The interface requirements as well as the features and
facilities-as defined by the authorities-should be implemented by the SPs for
both data and voice. Presently, SPs should ensure suitable redundancy in the
complete chain of monitoring equipment for trouble-free operations and
monitoring at least 210 simultaneous calls for seven security agencies.
"SEBI has also put in a request for having access to CDR. And
the government is considering to give access to the authority. The number of
agencies having access to CDR could grow to eight," says a senior official of a
leading mobile operator pleading anonymity.
Along with the monitored calls, database of called or calling
party, mobile or PSTN numbers should be maintained. The record should also have
time, date, duration of interception, and location of target subscribers. At
present, cell ID should be provided for location of the target subscribers.
Further, authorities may issue directions from time-to-time on precision of
location, based on technological developments, and integration of GPS which is
binding on the SP.
Challenges
Usually CDR is offloaded from the billing system on a regular basis (usually
linked to the billing cycle) and needs to be kept in a system that not only
protects the data from mutation and corruption; but also in a way, whereby
telecom companies are able to find this data easily whenever needed. Many a
times, investigative agencies approach telecom companies in order to know about
call records of specific customers which they require in a short span of time
(sometimes even hours). This means that this data cannot be offline. Also, since
this data is old and hardly accessed, telecom companies will save a lot of money
by compressing it. Encrypting this data is usually required as it contains
sensitive personal information. The EU mandates telecom companies to encrypt CDR
data under data privacy laws.
"Capacity of the server is the key challenge for CDR
archiving, keeping in view of the number of subscribers going up and at the same
time call cost going down.

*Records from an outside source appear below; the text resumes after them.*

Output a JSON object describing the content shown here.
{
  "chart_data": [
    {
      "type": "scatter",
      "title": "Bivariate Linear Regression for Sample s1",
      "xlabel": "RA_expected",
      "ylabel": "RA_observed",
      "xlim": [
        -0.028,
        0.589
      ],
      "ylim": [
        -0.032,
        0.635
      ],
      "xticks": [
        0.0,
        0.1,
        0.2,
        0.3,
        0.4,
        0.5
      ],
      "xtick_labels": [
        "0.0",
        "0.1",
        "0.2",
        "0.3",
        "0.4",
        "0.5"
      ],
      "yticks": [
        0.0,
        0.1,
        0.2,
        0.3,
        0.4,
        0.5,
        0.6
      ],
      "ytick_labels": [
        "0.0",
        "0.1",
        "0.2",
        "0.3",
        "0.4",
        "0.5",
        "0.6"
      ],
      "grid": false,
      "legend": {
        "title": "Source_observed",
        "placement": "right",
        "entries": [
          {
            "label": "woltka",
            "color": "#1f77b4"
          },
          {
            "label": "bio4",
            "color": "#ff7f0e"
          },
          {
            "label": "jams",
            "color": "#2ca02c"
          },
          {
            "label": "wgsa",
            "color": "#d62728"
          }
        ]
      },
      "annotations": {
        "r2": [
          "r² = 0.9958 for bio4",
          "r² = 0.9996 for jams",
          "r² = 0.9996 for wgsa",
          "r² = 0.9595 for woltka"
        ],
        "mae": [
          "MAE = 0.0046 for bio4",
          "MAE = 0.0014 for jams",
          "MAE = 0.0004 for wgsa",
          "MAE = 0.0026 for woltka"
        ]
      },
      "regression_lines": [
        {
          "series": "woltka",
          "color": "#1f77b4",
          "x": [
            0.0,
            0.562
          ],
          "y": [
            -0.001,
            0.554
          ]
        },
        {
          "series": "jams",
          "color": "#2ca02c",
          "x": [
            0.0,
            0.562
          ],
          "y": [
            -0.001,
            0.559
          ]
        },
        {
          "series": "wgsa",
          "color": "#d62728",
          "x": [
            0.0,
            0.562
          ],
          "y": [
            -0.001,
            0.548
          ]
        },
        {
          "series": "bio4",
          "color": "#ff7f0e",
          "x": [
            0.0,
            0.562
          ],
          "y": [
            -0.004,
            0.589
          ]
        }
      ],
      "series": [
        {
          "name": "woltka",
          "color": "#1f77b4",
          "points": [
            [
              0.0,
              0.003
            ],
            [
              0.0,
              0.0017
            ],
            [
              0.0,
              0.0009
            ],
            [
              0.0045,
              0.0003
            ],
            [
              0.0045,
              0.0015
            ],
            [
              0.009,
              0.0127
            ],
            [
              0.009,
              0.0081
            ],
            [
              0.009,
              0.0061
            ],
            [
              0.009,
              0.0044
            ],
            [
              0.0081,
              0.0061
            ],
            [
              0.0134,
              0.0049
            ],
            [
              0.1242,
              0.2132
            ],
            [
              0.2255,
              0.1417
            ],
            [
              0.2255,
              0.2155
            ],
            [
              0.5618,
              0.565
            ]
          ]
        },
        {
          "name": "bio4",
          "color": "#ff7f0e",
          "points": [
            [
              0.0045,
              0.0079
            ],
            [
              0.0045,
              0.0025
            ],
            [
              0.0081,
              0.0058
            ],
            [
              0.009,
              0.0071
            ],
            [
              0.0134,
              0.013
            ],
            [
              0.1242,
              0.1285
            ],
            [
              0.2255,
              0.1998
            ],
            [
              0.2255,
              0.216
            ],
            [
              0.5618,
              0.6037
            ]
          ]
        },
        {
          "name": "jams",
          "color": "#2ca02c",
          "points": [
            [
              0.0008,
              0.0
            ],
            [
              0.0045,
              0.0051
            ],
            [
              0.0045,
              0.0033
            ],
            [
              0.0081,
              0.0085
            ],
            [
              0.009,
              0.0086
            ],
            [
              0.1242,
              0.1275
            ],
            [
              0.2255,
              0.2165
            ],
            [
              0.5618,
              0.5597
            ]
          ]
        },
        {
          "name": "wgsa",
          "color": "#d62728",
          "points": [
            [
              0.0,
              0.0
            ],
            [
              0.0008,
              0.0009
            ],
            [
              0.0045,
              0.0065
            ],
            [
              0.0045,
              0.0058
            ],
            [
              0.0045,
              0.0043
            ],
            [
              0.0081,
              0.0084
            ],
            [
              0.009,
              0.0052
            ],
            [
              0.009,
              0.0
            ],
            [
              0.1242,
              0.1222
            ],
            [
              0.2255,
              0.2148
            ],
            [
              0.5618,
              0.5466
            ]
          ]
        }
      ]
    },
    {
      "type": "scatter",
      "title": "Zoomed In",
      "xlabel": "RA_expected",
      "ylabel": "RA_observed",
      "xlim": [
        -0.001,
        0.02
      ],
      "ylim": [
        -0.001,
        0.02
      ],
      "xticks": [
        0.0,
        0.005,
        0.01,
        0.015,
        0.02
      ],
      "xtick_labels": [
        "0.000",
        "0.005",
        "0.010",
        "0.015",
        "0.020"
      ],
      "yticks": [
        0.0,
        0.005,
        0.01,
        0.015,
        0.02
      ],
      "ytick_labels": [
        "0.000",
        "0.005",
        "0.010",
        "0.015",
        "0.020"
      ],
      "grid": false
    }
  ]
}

A new project on CB-CDR is underway which will solve
our problem," says AK Dinkar, GM operations, MTNL, Mumbai.
A lot of things can go wrong when data is stored over a long
period of time like corruption, accidental deletion, etc. The system should have
provisions to detect any corruption in data and heal the data automatically, so
that when the investigative agencies ask for the data, it can be searched and
read easily. Ability to apply retention policy (write-once-read-many) is
definitely a great feature to have in the system which will protect the CDR from
being modified after it is created.
Many telecom companies keep the CDR data on tier-3 (typically
a bunch of SATA drives), thinking that they are keeping the data online (for
quick search and recovery). And at times on the 'cheapest' disk; but what these
organizations do not realize is that the real cost in keeping CDR for long term
is the backup cost. Even the cheapest SATA drives will require backup data and
that's where the real cost lies. CDR data is not even changing and backing up
information (incremental and full) that never changes and it is a waste of
resources and money. This is where storage solutions designed for archiving
information help in reducing the cost of storing CDR for a long term while
de-risking it by ensuring data immutability, availability and search.